DNA Damage and Mutations

Errors during DNA replication are not the only reason why mutations arise in DNA. Mutations, variations in the nucleotide sequence of a genome, can also occur because of damage to DNA. Such mutations may be of two types: induced or spontaneous. Induced mutations are those that result from an exposure to chemicals, UV rays, X-rays, or some other environmental agent. Spontaneous mutations occur without any exposure to any environmental agent; they are a result of natural reactions taking place within the body.
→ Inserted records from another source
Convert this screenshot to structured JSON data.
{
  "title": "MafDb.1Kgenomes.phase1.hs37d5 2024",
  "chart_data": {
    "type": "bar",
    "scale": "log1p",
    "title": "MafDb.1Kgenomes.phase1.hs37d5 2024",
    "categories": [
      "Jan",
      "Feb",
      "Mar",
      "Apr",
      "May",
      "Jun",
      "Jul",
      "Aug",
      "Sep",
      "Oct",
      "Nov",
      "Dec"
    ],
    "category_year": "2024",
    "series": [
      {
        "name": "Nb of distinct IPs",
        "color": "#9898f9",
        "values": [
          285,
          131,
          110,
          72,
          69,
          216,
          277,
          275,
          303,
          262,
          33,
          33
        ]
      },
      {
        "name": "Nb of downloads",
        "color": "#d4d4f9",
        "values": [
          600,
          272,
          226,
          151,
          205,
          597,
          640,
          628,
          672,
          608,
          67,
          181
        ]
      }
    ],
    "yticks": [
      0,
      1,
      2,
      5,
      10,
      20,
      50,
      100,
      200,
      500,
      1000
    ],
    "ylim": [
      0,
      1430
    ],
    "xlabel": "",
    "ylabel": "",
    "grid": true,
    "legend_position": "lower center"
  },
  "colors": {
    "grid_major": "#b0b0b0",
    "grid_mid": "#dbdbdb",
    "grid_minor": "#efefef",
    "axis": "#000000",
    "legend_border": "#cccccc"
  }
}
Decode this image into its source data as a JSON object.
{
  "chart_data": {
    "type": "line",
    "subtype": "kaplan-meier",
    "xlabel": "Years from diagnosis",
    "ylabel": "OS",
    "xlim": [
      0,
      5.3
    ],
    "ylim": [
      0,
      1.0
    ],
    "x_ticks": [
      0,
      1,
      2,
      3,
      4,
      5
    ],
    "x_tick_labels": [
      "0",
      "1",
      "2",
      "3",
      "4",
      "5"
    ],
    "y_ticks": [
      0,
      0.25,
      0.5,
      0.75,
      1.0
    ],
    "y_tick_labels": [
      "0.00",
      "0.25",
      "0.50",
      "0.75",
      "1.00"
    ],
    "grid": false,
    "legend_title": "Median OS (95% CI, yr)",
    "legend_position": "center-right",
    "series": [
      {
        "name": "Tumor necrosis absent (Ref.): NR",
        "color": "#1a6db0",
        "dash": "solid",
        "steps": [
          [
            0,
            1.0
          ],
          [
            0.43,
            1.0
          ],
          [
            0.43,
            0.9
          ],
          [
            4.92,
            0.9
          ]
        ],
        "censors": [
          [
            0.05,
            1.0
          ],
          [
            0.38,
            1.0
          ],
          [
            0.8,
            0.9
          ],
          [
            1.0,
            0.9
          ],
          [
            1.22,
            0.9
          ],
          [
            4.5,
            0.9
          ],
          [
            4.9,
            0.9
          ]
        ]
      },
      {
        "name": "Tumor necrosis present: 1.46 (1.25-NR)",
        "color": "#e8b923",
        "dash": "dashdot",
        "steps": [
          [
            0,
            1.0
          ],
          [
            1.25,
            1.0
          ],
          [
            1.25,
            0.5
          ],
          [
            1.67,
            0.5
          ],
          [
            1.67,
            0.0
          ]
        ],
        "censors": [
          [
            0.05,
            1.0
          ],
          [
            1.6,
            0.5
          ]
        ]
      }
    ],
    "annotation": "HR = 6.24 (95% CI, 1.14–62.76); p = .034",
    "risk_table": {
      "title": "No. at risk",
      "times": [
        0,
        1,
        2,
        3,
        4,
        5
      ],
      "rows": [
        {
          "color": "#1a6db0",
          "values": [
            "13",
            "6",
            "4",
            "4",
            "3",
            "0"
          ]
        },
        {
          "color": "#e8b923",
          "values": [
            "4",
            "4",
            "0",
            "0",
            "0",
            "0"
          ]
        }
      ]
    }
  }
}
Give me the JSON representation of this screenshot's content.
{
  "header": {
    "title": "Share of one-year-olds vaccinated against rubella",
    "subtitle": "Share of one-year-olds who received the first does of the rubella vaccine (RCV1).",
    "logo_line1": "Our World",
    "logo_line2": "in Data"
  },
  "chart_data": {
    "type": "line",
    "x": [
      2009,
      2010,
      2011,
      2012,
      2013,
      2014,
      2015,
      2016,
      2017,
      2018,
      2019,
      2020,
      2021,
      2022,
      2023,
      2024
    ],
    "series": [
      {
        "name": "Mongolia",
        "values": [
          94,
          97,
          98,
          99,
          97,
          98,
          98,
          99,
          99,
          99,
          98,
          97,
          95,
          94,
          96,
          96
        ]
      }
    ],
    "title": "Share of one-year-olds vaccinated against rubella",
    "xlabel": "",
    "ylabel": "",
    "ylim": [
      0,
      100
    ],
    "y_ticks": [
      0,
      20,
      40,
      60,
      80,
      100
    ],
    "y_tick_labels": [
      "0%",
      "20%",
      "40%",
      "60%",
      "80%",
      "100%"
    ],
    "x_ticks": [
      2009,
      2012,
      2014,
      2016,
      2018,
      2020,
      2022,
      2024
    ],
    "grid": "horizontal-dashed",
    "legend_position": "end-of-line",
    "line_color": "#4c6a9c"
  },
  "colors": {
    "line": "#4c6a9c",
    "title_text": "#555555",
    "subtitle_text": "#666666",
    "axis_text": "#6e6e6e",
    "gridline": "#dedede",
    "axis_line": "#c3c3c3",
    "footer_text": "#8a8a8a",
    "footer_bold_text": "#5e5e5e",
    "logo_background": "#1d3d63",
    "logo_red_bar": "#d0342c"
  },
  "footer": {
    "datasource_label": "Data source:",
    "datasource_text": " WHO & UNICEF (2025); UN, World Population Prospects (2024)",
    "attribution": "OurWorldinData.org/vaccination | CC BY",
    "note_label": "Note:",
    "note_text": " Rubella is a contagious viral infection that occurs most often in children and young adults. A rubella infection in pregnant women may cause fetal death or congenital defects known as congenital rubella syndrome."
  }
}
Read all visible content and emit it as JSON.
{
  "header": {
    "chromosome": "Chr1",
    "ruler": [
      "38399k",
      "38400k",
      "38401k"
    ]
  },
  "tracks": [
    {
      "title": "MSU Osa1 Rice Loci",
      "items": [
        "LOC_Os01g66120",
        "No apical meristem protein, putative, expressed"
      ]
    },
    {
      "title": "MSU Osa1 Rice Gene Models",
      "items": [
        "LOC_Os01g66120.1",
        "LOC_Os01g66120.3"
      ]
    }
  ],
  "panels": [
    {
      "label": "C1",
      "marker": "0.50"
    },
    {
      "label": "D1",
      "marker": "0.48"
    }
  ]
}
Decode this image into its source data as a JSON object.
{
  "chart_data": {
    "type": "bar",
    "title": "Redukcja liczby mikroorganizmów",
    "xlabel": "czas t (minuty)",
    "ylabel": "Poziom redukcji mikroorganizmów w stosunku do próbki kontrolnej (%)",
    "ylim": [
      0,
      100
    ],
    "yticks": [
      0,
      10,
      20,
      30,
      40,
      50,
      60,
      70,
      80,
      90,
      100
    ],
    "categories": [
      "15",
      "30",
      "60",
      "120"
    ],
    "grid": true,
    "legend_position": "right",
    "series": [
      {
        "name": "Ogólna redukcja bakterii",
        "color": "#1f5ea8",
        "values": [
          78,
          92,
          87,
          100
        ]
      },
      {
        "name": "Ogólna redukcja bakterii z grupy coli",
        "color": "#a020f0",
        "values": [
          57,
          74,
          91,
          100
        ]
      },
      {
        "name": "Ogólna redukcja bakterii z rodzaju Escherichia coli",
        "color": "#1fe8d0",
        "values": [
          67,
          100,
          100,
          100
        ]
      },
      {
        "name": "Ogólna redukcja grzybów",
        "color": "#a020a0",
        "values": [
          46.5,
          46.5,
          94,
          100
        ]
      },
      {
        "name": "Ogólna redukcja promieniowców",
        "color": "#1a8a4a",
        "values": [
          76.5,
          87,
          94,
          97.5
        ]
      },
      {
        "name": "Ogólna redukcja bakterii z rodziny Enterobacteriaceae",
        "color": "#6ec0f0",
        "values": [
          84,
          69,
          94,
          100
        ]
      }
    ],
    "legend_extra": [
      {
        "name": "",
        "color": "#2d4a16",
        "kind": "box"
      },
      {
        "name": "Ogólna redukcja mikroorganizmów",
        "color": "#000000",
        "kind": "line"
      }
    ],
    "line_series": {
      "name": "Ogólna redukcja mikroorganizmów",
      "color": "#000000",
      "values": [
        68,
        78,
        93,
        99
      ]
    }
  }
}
Mutations may have a wide range of effects. Some mutations are not expressed; these are known as silent mutations. Point mutations are those mutations that affect a single base pair. The most common nucleotide mutations are substitutions, in which one base is replaced by another. These can be of two types: transitions or transversions. Transition substitution refers to a purine or pyrimidine being replaced by a base of the same kind; for example, a purine such as adenine may be replaced by the purine guanine. Transversion substitution refers to a purine being replaced by a pyrimidine or vice versa; for example, cytosine, a pyrimidine, is replaced by adenine, a purine. Mutations can also be the result of the addition of a base, known as an insertion, or the removal of a base, known as a deletion. Sometimes a piece of DNA from one chromosome may get translocated to another chromosome or to another region of the same chromosome.